Endophytic fungi live in healthy plant tissues but do not infect or damage the host plants. Strobel et al. (2003, 2004) showed that the growth of endophytic fungi in medicinal plants produced natural medicinal products with therapeutic effects (Wang et al. 2016). In the present study, a minor proportion of the endophytic fungi in the leaves of A. argyi was found to have potential antitumor and antioxidant properties, which could have significant application prospects in medicine and health.

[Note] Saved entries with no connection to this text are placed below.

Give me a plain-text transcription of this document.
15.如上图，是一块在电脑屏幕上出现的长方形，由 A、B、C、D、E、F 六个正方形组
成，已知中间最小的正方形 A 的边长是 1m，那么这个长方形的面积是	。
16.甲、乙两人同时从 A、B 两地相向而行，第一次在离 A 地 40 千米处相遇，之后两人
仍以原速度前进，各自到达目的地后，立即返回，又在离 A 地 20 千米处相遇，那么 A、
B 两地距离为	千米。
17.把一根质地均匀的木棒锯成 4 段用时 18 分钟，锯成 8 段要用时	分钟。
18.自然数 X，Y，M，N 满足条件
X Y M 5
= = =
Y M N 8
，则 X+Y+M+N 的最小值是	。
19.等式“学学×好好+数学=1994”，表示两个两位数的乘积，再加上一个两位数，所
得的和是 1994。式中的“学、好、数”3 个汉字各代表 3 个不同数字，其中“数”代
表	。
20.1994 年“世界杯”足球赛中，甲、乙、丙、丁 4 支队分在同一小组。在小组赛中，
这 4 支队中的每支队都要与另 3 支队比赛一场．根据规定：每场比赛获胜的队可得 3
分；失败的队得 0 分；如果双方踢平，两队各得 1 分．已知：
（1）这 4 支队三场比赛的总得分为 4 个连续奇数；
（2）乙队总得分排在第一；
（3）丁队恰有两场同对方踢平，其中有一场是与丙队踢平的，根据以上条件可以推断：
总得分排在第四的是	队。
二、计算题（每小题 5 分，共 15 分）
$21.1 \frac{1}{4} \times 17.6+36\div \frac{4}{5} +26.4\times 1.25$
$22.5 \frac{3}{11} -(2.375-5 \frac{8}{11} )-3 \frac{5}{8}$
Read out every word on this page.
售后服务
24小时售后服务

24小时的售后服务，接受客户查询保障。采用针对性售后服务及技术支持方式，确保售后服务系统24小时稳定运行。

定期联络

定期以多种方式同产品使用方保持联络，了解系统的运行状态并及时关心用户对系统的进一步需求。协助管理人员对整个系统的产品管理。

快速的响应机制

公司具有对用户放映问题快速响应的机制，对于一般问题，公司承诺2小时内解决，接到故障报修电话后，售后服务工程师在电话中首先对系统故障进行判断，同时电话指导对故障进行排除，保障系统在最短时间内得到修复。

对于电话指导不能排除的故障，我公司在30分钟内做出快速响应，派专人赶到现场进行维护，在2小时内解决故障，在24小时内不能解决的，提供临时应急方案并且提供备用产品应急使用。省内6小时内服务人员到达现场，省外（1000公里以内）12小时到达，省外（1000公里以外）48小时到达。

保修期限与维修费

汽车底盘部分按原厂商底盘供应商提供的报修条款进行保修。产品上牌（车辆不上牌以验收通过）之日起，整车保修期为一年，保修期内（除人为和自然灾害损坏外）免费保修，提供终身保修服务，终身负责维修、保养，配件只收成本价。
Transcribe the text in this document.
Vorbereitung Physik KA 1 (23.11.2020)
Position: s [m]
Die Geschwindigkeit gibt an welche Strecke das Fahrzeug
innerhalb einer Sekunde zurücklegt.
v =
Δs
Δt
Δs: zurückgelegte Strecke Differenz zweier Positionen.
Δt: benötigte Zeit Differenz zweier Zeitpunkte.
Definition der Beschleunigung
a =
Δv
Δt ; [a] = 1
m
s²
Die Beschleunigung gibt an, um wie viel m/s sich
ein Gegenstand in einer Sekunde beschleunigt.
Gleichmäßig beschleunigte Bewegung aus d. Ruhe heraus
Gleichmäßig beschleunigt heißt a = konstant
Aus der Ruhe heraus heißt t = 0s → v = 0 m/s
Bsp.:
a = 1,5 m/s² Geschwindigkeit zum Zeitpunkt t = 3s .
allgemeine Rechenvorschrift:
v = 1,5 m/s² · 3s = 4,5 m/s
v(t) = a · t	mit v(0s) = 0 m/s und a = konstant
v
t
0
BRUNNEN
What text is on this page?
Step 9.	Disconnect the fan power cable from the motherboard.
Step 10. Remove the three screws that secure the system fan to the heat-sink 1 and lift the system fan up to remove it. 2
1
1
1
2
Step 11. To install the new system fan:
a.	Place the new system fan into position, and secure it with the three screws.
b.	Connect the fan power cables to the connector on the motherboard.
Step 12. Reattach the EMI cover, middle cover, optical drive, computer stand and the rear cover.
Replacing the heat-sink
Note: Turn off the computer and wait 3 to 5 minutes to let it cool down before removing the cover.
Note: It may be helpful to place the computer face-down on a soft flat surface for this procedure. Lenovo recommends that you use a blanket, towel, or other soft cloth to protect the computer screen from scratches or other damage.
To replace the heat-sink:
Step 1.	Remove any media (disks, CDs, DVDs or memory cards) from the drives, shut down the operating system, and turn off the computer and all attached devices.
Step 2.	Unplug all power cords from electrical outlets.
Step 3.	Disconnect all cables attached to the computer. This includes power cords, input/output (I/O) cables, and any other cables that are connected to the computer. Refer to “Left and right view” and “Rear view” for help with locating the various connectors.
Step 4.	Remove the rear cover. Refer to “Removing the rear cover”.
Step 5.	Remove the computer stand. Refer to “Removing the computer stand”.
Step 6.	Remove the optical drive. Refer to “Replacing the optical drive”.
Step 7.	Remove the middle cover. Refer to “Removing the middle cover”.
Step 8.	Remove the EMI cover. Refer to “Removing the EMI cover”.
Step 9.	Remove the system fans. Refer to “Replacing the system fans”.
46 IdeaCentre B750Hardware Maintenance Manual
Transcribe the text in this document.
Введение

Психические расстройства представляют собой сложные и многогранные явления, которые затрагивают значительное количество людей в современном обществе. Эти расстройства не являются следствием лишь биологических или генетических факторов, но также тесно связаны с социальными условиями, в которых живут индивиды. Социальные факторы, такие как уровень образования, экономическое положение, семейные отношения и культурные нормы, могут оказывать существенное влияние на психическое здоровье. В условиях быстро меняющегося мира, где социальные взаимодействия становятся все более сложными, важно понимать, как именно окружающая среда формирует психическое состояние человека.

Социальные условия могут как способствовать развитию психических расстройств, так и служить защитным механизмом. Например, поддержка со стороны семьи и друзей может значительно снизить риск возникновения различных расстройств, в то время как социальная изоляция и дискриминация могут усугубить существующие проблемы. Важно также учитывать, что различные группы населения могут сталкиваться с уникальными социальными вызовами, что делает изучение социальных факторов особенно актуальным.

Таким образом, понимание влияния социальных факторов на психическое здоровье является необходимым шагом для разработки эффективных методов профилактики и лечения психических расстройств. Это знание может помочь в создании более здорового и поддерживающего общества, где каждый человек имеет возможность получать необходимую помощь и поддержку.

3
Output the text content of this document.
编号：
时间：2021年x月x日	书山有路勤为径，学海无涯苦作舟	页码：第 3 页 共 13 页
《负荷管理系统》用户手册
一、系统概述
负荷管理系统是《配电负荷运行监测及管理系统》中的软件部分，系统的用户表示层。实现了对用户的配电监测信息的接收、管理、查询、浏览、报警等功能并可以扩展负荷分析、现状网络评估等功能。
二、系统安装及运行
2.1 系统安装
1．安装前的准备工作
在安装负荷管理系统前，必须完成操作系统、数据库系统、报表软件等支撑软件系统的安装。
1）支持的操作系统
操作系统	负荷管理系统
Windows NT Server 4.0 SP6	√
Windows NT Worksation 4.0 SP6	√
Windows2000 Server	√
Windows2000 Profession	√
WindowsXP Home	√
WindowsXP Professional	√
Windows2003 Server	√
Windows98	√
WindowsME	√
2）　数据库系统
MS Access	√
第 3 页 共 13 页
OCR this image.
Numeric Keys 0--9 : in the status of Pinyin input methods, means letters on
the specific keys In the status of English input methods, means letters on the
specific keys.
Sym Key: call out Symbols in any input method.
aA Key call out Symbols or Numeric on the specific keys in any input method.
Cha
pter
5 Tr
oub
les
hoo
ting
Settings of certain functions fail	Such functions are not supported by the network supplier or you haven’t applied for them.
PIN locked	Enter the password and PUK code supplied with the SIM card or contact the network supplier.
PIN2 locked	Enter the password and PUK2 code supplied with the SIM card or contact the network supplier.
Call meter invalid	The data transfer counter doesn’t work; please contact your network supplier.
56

The present study is the first to use high-throughput amplicon sequencing to investigate the fungal community structure in the leaves of A. argyi grown in five different regions in China. The results showed that QA and BA had rich fungal community structure and diversity, presenting differences, although not significant, in the fungal species and distribution. The PCA results revealed that the phylogenetic relationship of the five A. argyi leaves samples was distant. Moreover, the majority of the fungal species were detected in the leaves of A. argyi, with few major pathogenic fungi and very few beneficial biocontrol fungi. These results can provide a theoretical basis for accomplishing the healthy growth and quality of perennial root plants.